Toyota has made significant changes to the diesel particulate filter in its powered-up new HiLux, Fortuner, and Prado, amid a class-action lawsuit relating to DPF problems with pre-update models.
“In relation to DPF changes, I can confirm the new facelift model has updates to the engine tune, which will continue to improve the way the DPF operates,” Sean Hanley, Toyota Australia vice president of sales and marketing, today told media.
“I can also outline that those updates are to both software and hardware, in relation to this facelifted model.”
A class-action lawsuit against Toyota was last year filed in Federal Court, claiming the diesel particulate filter fitted to the 2015-18 HiLux, Fortuner, and Prado is defective.
Diesel particulate filters are fitted between a vehicle’s engine and exhaust to catch the nastiest soot and particle emissions before they’re released into the air.
Once the exhaust hits an elevated set temperature the filter’s contents are burned off in a process known as regeneration.
The lawsuit alleges the DPF in affected Toyota vehicles doesn’t regenerate in urban driving, creating a buildup of particulate matter, nasty-smelling emissions from the exhaust, poor fuel economy, and damage to the engine.
“The claim alleges that those representations were misleading because the Affected Vehicles could not, and did not, deliver the advertised combination of durability, reliability, quality, comfort and convenience, and the DPF System in the Affected Vehicles was not durable, reliable and of good quality,” the lawsuit alleges.
“It is said that Toyota Australia has known of issues affecting the DPF System in the Affected Vehicles since February 2016 and, in the circumstances, Toyota Australia’s misleading conduct was also unconscionable.”
Toyota began offering owners a free fix in October 2018, updating the engine software, adding a new mode to the engine, and manually inspecting the DPF for a dangerous particle build-up.
All 2.8-litre HiLux, Prado, and Fortuner models sold since the middle of 2018 have also featured a manual DPF regeneration button.
Mr Hanley didn’t comment on the ongoing class action lawsuit. He pointed to Toyota’s reputation in Australia as a reason for owners to trust the DPF changes made to the latest HiLux.
“Toyota has built up an incredible amount of trust with our customers, we are in fact blessed to be the most trusted automotive brand in Australia right now,” he said.
“I would say to customers you can be absolutely sure Toyota will do everything possible to look after you in every sense, whether it’s at the sale of a vehicle or the post-sale of a vehicle.
“If there was ever any concern about our vehicles, please take it back to a Toyota dealership because we will look after our customers.”

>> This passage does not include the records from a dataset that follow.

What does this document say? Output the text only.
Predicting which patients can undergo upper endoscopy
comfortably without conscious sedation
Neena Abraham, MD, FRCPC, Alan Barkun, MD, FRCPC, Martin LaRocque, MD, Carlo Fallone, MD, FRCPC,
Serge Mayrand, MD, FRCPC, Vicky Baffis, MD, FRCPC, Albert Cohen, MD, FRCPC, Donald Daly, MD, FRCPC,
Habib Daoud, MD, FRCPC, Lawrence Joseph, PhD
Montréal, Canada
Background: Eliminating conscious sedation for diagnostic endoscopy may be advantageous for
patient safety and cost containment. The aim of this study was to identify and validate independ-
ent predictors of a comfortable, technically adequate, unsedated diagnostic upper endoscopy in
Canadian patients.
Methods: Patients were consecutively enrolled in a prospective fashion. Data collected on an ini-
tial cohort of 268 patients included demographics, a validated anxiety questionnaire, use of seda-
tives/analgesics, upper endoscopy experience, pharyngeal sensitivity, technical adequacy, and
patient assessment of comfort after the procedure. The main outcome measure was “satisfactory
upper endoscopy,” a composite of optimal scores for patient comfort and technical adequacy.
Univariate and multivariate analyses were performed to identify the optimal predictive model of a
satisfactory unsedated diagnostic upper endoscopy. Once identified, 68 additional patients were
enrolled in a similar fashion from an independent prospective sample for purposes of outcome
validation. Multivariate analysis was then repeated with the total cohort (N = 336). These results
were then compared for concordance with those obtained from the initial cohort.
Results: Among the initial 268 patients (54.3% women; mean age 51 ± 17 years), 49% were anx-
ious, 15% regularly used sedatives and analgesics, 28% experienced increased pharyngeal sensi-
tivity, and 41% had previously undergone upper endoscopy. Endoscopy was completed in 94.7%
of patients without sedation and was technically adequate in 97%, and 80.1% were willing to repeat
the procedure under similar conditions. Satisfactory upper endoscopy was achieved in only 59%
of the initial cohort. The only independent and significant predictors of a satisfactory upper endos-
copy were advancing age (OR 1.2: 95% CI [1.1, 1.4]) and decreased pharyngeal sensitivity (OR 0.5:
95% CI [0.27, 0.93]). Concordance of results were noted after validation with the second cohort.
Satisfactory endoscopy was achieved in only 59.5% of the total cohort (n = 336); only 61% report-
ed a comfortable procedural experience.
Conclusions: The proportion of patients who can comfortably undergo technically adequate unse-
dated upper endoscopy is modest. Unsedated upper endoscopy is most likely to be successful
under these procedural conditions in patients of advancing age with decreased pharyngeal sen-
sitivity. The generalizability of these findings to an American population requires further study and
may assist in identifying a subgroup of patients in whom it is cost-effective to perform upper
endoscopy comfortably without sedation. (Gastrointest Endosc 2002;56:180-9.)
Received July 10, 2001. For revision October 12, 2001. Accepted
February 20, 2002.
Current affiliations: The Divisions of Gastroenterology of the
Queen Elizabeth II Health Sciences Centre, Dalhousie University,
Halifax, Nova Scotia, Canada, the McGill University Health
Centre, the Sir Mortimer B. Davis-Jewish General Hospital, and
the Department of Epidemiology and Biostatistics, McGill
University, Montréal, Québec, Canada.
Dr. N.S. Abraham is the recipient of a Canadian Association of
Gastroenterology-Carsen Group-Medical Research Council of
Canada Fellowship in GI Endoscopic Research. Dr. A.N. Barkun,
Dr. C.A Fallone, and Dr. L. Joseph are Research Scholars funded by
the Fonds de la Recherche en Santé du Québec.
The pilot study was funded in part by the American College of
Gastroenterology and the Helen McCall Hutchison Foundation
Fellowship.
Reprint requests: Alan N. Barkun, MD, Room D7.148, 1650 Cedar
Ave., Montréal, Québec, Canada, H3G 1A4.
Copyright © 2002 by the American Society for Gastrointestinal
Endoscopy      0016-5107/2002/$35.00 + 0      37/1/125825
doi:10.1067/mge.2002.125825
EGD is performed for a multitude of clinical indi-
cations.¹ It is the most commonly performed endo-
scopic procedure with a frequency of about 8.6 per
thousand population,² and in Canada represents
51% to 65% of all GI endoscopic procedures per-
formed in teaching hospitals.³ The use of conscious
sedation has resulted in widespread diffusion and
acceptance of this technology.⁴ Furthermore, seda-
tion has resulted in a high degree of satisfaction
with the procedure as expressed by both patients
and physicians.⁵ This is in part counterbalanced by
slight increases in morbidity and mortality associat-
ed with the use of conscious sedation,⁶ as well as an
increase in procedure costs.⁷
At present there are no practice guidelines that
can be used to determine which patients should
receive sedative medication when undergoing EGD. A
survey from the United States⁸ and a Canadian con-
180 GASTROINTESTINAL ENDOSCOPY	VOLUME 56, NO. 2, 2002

The revised DPF is part of a long list of changes for the 2.8-litre turbo-diesel engine in the HiLux.
The updated ute has more power (up 20kW to 150kW) and torque (up 50Nm to 500Nm) than the rampantly popular model it replaces, thanks to a raft of updates including a new ball-bearing turbocharger, a new common-rail injection system, and revised cooling hardware.
The six-speed torque converter automatic transmission has also been tweaked to lock up more quickly, for sharper performance off the line and better rolling response at highway speeds.